La Conquête pèse encore lourd sur le Québec

Le député Dorion présentait sa 24e conférence : «La Conquête et ses conséquences de 1759 à aujourd’hui» devant une cinquantaine de participants à un brunch. Il doit en présenter trois autres à travers le Québec en prélude au 250e anniversaire de la prise de Québec de septembre 1759 et de Montréal l’année suivante.

Lors de la première partie, «L’empire français des Amériques», Jean Dorion passe en revue l’économie de cet empire basée sur le commerce de fourrure et qui s’étendait de la Louisiane jusqu’au Manitoba en passant par les Grands Lacs. Il aborde ensuite les modèles de gouvernements ainsi que sa population.

En deuxième partie, il aborde la Conquête, notamment les batailles décisives : les Plaines d’Abraham avec la capitulation de Québec ainsi que la mort des deux généraux rivaux,Wolfe et Montcalm, en plus de la Bataille de Sainte-Foy qui aura été fatale pour les Anglais.

Décapitation sociale

La dernière et troisième partie de la conférence aborde les conséquences de la Conquête pour le Québec. D’abord un impact démographique avec une chute de population de 51% entre 1755 à 1762 en plus d’autres conséquences d’ordre psychologique, linguistique, mais surtout socio-économique.

Citant Maurice Séguin et Michel Brunet il parle de «la décapitation sociale de la société conquise». Il s’agit pour les sociologues du remplacement de l’élite économique francophone (canadienne ou française), par une élite anglaise, qui va rester étrangère à la langue et à la culture du pays.

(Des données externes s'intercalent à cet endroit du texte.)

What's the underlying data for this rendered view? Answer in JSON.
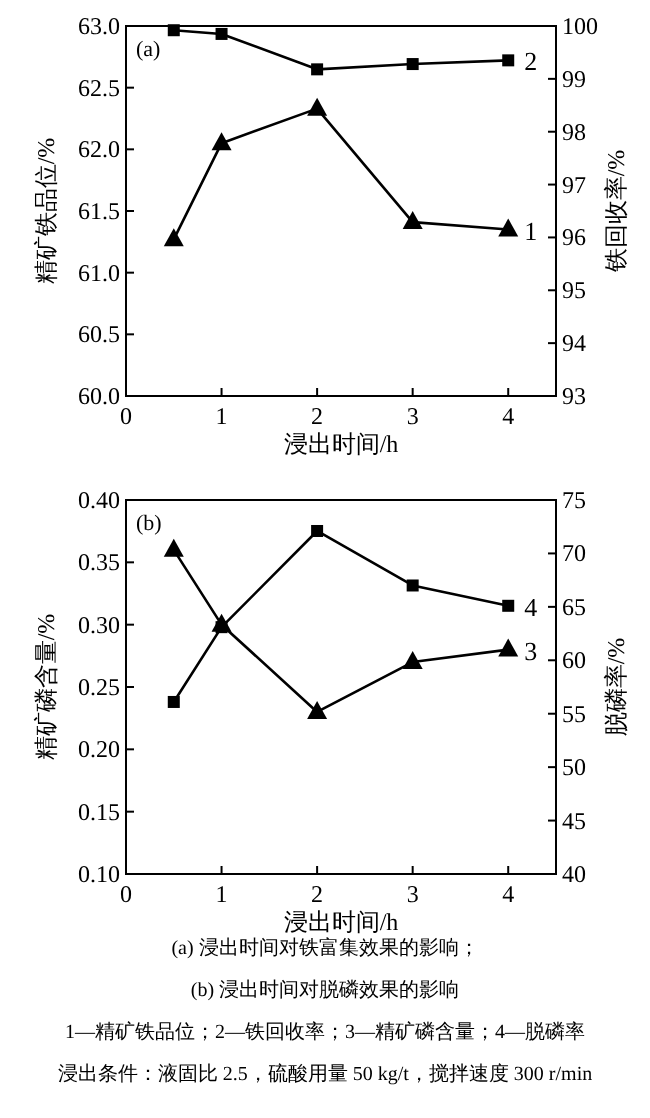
{
  "chart_data": [
    {
      "type": "line",
      "xlabel": "浸出时间/h",
      "ylabel": "精矿铁品位/%",
      "y2label": "铁回收率/%",
      "annotations": [
        "(a)"
      ],
      "x": [
        0.5,
        1,
        2,
        3,
        4
      ],
      "xlim": [
        0,
        4.5
      ],
      "xticks": [
        0,
        1,
        2,
        3,
        4
      ],
      "ylim": [
        60,
        63
      ],
      "yticks": [
        {
          "value": 60,
          "label": "60.0"
        },
        60.5,
        {
          "value": 61,
          "label": "61.0"
        },
        61.5,
        {
          "value": 62,
          "label": "62.0"
        },
        62.5,
        {
          "value": 63,
          "label": "63.0"
        }
      ],
      "y2lim": [
        93,
        100
      ],
      "y2ticks": [
        93,
        94,
        95,
        96,
        97,
        98,
        99,
        100
      ],
      "series": [
        {
          "name": "1",
          "color": "#000000",
          "marker": "triangle",
          "values": [
            61.27,
            62.05,
            62.33,
            61.41,
            61.35
          ]
        },
        {
          "name": "2",
          "color": "#000000",
          "marker": "square",
          "axis": "y2",
          "values": [
            99.92,
            99.85,
            99.18,
            99.28,
            99.35
          ]
        }
      ]
    },
    {
      "type": "line",
      "xlabel": "浸出时间/h",
      "ylabel": "精矿磷含量/%",
      "y2label": "脱磷率/%",
      "annotations": [
        "(b)",
        "(a) 浸出时间对铁富集效果的影响；",
        "(b) 浸出时间对脱磷效果的影响",
        "1—精矿铁品位；2—铁回收率；3—精矿磷含量；4—脱磷率",
        "浸出条件：液固比 2.5，硫酸用量 50 kg/t，搅拌速度 300 r/min"
      ],
      "x": [
        0.5,
        1,
        2,
        3,
        4
      ],
      "xlim": [
        0,
        4.5
      ],
      "xticks": [
        0,
        1,
        2,
        3,
        4
      ],
      "ylim": [
        0.1,
        0.4
      ],
      "yticks": [
        {
          "value": 0.1,
          "label": "0.10"
        },
        0.15,
        {
          "value": 0.2,
          "label": "0.20"
        },
        0.25,
        {
          "value": 0.3,
          "label": "0.30"
        },
        0.35,
        {
          "value": 0.4,
          "label": "0.40"
        }
      ],
      "y2lim": [
        40,
        75
      ],
      "y2ticks": [
        40,
        45,
        50,
        55,
        60,
        65,
        70,
        75
      ],
      "series": [
        {
          "name": "3",
          "color": "#000000",
          "marker": "triangle",
          "values": [
            0.36,
            0.3,
            0.23,
            0.27,
            0.28
          ]
        },
        {
          "name": "4",
          "color": "#000000",
          "marker": "square",
          "axis": "y2",
          "values": [
            56.1,
            63.1,
            72.1,
            67.0,
            65.1
          ]
        }
      ]
    }
  ]
}
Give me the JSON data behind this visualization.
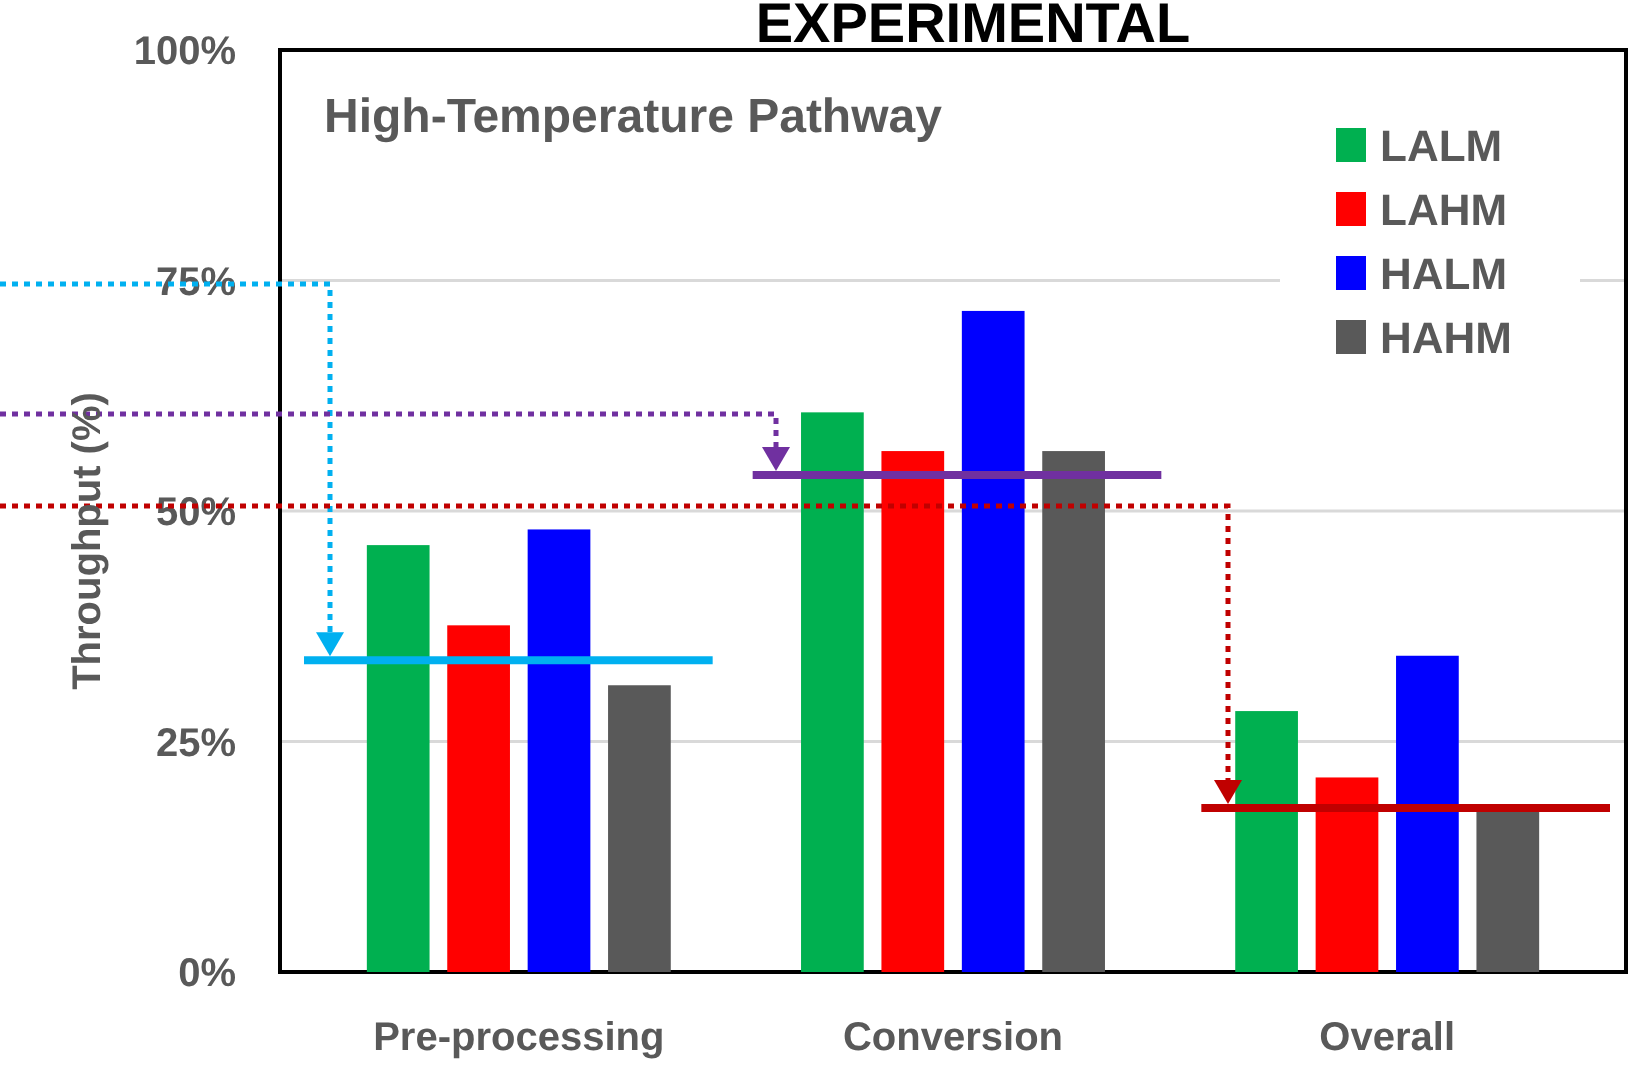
{
  "chart_data": {
    "type": "bar",
    "title": "EXPERIMENTAL",
    "subtitle": "High-Temperature Pathway",
    "ylabel": "Throughput (%)",
    "categories": [
      "Pre-processing",
      "Conversion",
      "Overall"
    ],
    "series": [
      {
        "name": "LALM",
        "color": "#00b050",
        "values": [
          46.3,
          60.7,
          28.3
        ]
      },
      {
        "name": "LAHM",
        "color": "#ff0000",
        "values": [
          37.6,
          56.5,
          21.1
        ]
      },
      {
        "name": "HALM",
        "color": "#0000ff",
        "values": [
          48,
          71.7,
          34.3
        ]
      },
      {
        "name": "HAHM",
        "color": "#595959",
        "values": [
          31.1,
          56.5,
          17.8
        ]
      }
    ],
    "ylim": [
      0,
      100
    ],
    "yticks": [
      {
        "value": 0,
        "label": "0%"
      },
      {
        "value": 25,
        "label": "25%"
      },
      {
        "value": 50,
        "label": "50%"
      },
      {
        "value": 75,
        "label": "75%"
      },
      {
        "value": 100,
        "label": "100%"
      }
    ],
    "ref_lines": [
      {
        "axis": "y",
        "value": 33.8,
        "color": "#00b0f0"
      },
      {
        "axis": "y",
        "value": 53.9,
        "color": "#7030a0"
      },
      {
        "axis": "y",
        "value": 17.8,
        "color": "#c00000"
      }
    ],
    "grid": "y",
    "legend": "top right"
  }
}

Jean Dorion évoque enfin l’impact politique de la Conquête jusqu’à aujourd’hui. Même s’il y a eu des transformations, des évolutions ou des modifications dans le système qui régit le Québec dans le Canada, le député croit que «les grands paramètres sont toujours les mêmes au fond. On est devenu une minorité dans le nouveau système».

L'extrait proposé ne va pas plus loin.